Providing a hostname so we can check to see what certificate chain your server is serving would help diagnose what might be wrong. Barring that, all we can likely recommend is restarting clients or OSes on the problem machines.

The certificate is for theartshow.org and artdealers.org (along w/ the www versions).
I tried rebooting my iPad and MacBook, but I'm still getting the expired certificate.
I did generate these certificates manually on a different server and then imported them using Plesk, which could maybe be part of the problem, although the previous certificates generated using the same method had been working fine for years.
Thank you for any help you can provide!

HI @Narrowstrife, welcome to the LE community forum
[sorry it wasn't under better circumstances]

There are NO intermediate being served:

---
Certificate chain
 0 s:/CN=artdealers.org
   i:/C=US/O=Let's Encrypt/CN=R3
---

---
Certificate chain
 0 s:/CN=artdealers.org
   i:/C=US/O=Let's Encrypt/CN=R3
---

They should look like this:

---
Certificate chain
 0 s:/CN=community.letsencrypt.org
   i:/C=US/O=Let's Encrypt/CN=R3
 1 s:/C=US/O=Let's Encrypt/CN=R3
   i:/C=US/O=Internet Security Research Group/CN=ISRG Root X1
 2 s:/C=US/O=Internet Security Research Group/CN=ISRG Root X1
   i:/O=Digital Signature Trust Co./CN=DST Root CA X3
---

Ah! I entered the certificate details into Plesk wrong, which is why the intermediate certificate was missing. Everything seems to be working now. Thank you for the sanity check!

We use Let's Encrypt certificates and I noticed a short while ago that our sites are down on many devices. My main site is https://socialattache.com and I get a certificate error now on iPhone XS software 14.8 Safari as well as on OSX 10.15.7 using Chrome or Safari.

The certificate for this domain doesn't expire until November so it appears it's not a certificate expiry issue but likely the root certificate expiry I'm reading about. We create our SSL certificates using the Acme PHP library that we call periodically to create/update our certificates.

These don't seem to be "old" devices so I expect there's something that needs to be done on our end to get them working again?

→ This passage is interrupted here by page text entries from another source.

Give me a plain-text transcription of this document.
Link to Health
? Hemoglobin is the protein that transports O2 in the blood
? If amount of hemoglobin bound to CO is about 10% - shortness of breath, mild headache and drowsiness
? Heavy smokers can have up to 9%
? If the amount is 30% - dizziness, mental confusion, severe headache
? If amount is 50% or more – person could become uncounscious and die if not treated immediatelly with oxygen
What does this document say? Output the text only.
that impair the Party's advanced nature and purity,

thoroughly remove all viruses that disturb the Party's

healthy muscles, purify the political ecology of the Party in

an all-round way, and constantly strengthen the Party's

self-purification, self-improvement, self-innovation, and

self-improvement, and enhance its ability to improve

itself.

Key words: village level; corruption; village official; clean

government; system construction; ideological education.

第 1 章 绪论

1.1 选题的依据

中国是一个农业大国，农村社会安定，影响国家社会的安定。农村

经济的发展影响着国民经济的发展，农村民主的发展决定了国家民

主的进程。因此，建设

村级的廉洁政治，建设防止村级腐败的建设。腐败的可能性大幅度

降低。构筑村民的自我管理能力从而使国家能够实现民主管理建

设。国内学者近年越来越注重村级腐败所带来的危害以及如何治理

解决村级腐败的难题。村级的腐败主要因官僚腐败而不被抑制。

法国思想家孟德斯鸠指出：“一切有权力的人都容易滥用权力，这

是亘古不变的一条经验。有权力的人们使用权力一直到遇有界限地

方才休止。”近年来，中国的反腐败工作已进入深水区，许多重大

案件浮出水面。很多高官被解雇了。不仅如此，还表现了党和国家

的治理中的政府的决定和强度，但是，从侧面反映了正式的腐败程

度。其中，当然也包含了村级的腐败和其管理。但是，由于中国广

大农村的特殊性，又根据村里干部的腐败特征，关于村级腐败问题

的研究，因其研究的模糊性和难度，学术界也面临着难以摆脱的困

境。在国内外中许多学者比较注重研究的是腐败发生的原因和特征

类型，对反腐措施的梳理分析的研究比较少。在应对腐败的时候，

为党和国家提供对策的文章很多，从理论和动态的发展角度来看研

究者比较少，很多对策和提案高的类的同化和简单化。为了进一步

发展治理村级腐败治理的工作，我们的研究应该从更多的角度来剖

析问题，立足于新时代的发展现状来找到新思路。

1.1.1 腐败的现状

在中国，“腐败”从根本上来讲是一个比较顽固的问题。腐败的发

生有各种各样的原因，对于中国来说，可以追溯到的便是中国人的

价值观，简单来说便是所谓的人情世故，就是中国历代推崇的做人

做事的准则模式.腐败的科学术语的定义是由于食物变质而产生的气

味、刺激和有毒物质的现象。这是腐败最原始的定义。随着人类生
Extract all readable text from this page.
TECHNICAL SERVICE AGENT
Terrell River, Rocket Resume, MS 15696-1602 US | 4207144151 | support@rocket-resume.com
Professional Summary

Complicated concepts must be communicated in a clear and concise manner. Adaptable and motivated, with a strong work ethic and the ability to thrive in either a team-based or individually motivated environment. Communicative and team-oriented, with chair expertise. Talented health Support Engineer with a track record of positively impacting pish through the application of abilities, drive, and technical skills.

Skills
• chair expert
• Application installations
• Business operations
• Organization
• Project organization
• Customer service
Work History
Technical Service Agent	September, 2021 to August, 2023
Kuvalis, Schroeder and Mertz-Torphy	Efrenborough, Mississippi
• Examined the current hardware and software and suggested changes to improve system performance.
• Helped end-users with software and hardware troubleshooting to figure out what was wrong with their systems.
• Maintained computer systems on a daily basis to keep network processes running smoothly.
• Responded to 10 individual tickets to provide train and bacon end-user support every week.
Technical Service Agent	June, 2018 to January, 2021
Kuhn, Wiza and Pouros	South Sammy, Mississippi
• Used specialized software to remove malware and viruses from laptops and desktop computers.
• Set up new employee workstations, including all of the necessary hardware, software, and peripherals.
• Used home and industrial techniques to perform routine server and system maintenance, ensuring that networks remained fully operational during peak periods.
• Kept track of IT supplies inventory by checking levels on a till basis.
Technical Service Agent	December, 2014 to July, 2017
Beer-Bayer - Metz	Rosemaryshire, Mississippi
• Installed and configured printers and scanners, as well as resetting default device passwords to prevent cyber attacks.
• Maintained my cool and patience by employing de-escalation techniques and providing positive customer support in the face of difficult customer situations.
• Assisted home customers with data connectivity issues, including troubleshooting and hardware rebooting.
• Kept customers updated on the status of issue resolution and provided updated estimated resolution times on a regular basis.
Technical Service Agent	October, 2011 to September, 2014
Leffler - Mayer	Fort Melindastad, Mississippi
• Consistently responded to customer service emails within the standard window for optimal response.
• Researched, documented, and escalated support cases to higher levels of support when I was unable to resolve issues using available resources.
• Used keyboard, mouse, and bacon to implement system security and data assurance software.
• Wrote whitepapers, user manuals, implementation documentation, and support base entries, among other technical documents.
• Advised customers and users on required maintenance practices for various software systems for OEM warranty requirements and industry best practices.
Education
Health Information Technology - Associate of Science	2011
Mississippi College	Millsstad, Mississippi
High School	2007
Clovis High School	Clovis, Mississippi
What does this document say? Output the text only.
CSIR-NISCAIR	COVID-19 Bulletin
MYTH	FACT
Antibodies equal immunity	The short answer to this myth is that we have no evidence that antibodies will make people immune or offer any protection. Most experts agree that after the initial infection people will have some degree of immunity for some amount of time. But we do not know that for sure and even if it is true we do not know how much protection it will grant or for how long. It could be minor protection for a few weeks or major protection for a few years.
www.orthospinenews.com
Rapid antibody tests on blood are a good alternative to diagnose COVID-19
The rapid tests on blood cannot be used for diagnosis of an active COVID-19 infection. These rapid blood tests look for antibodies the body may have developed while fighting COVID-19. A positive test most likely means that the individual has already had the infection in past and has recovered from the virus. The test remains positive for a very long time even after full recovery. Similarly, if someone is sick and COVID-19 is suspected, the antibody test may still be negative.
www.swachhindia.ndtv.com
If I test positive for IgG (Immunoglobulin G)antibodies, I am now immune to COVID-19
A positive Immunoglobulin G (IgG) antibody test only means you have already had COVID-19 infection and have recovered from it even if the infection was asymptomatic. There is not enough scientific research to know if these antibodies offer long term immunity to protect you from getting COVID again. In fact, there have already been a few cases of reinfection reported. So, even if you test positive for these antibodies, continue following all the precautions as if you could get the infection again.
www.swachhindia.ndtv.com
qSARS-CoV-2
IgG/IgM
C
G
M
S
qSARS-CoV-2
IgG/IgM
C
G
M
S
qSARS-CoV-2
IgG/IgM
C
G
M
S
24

The Devil is in the details...
This is what your site is serving:

---
Certificate chain
 0 s:/CN=socialattache.com
   i:/C=US/O=Let's Encrypt/CN=R3
 1 s:/C=US/O=Let's Encrypt/CN=Let's Encrypt Authority X3
   i:/O=Digital Signature Trust Co./CN=DST Root CA X3
---

This is an example of what it should be serving (now):

---
Certificate chain
 0 s:/CN=community.letsencrypt.org
   i:/C=US/O=Let's Encrypt/CN=R3
 1 s:/C=US/O=Let's Encrypt/CN=R3
   i:/C=US/O=Internet Security Research Group/CN=ISRG Root X1
 2 s:/C=US/O=Internet Security Research Group/CN=ISRG Root X1
   i:/O=Digital Signature Trust Co./CN=DST Root CA X3
---

One question I have not yet been able to understand is how modern devices will be able to use the default string if the ISRG Root X1 certificate depends on the DST Root CA X3 certificate that will expire on September 30. It's okay that Android doesn't consider the expiration date (notAfter field) to create a chain of trust, but what about the other systems that consider that field?